If your pictures are on your computer and currently synced via Carbonite, they should be good. However, if Carbonite syncs changes, what I would personally do is ensure you know EXACTLY when the plug will be pulled on Kodak's Gallery, and then make one FINAL backup to two locations - one being the 'automatic' backup that Carbonite does, and another one to a more permanent media, such as a CD, DVD, or some alternate location such as an external USB stick or hard drive.


----------



## Sherry in Iowa (Jan 10, 2010)

Thank you Kung..here comes the part when you know just how dumb I am. What kind of CD and where do I get it? After they are on the CD..say I want to write an article..can I still get it on there?

Thanks again!

Hey Kung..I have something called a Cruzer USB 2.0 Flash Drive 4GB

My sister-in-law bought it for me a couple of years ago..I've never used it because I don't know how..lol. Is this something that can be used for my pictures?

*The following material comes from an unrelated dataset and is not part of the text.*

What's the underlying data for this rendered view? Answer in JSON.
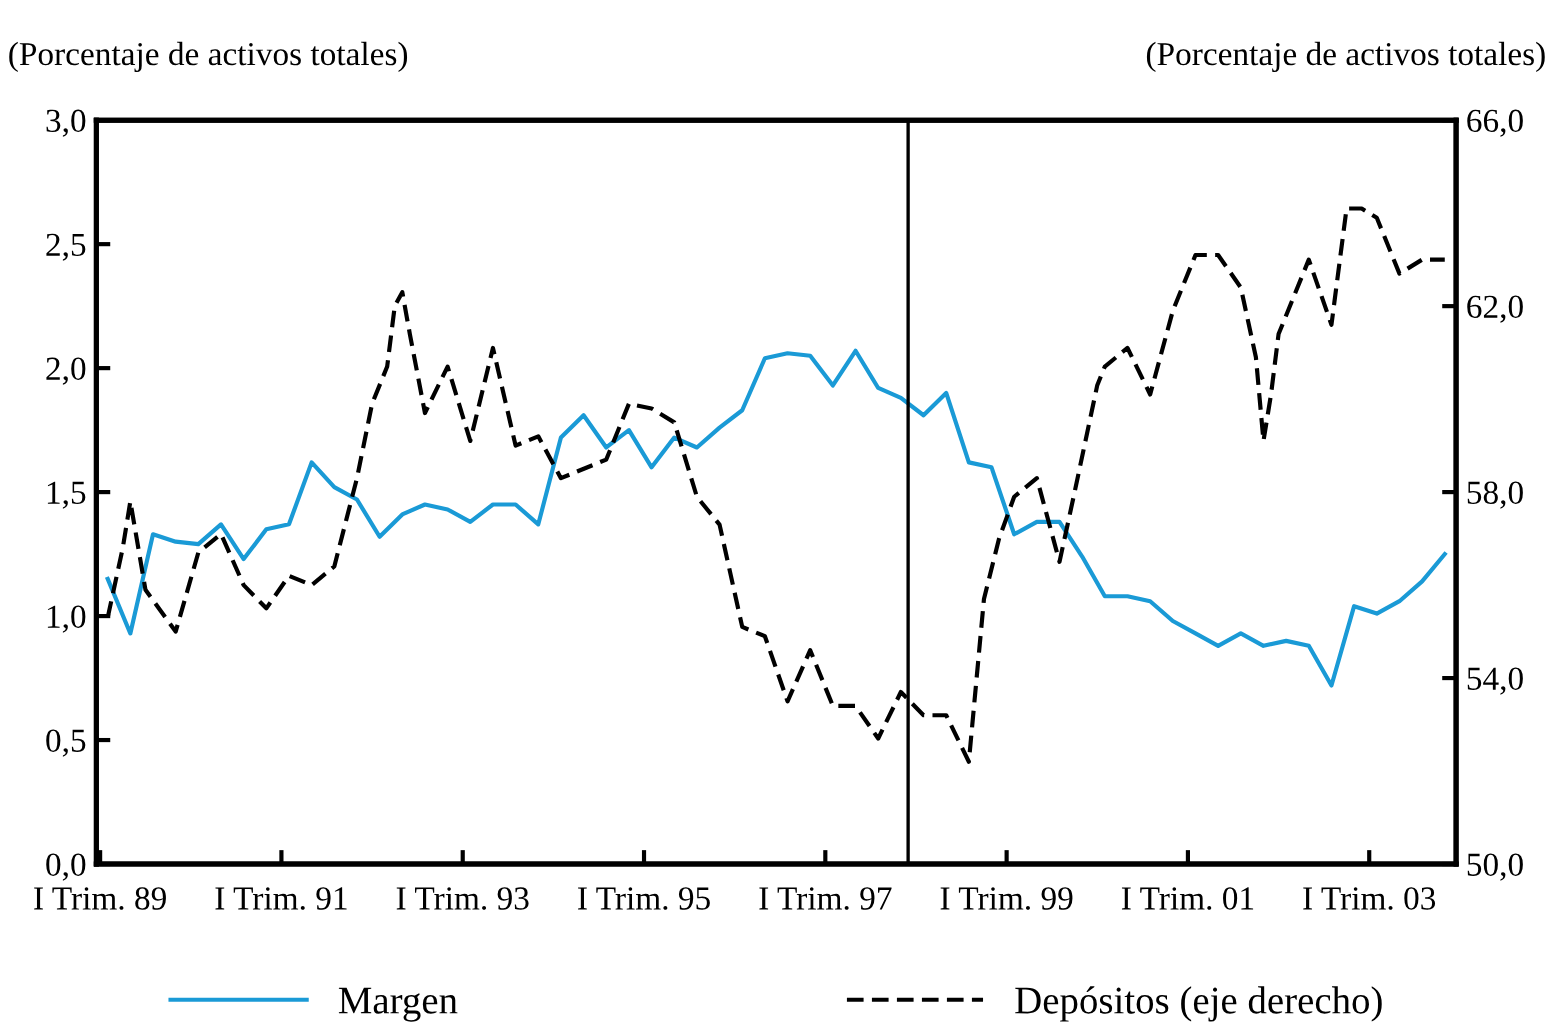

I am REALLy sorry that I am this dense..it's pretty embarrassing..


----------



## Harry Chickpea (Dec 19, 2008)

I'm guessing you know how to use the explorer window (aka "my computer" window) and how to find the location of your picture files.

Insert the plug end of that stick drive in any open USB socket, wait, and XP should recognize that it is a flash drive, and give you options. Tell it not to do anything.

Open "my computer".
Find the folder with your picture files.
Single click to highlight it, then at the menu bar at the top, click edit, then copy.
Click on the back button until you see "Devices with removable storage"
Your thumb drive should show up there
Double click to open it, double click on any folder in it,
then up on the menu bar at the top click edit and then paste
In a few seconds, the folder will be copied onto the flash drive.
If there is not enough room for all the files, you can get a flash drive with more memory
or use a DVD (if you have a DVD burner) That is a little more complicated.
When you are through loading the flash drive files, always exit out of "my computer" and any program that is using the files in the flash drive before removing the drive from the USB port.


----------



## Sherry in Iowa (Jan 10, 2010)

WOW Harry..thanks for the info..I'm gonna wait til later to try it..can I screw anything up that can't be fixed?


----------



## Harry Chickpea (Dec 19, 2008)

Nah. Just be sure to use "COPY" and not "CUT"

There is a slim possibility that the USB device might not be recognized, especially if your computer is old or only has the first USB hardware, but Windows will guide you through that without screwing anything up... (more than Windows already does.   )


----------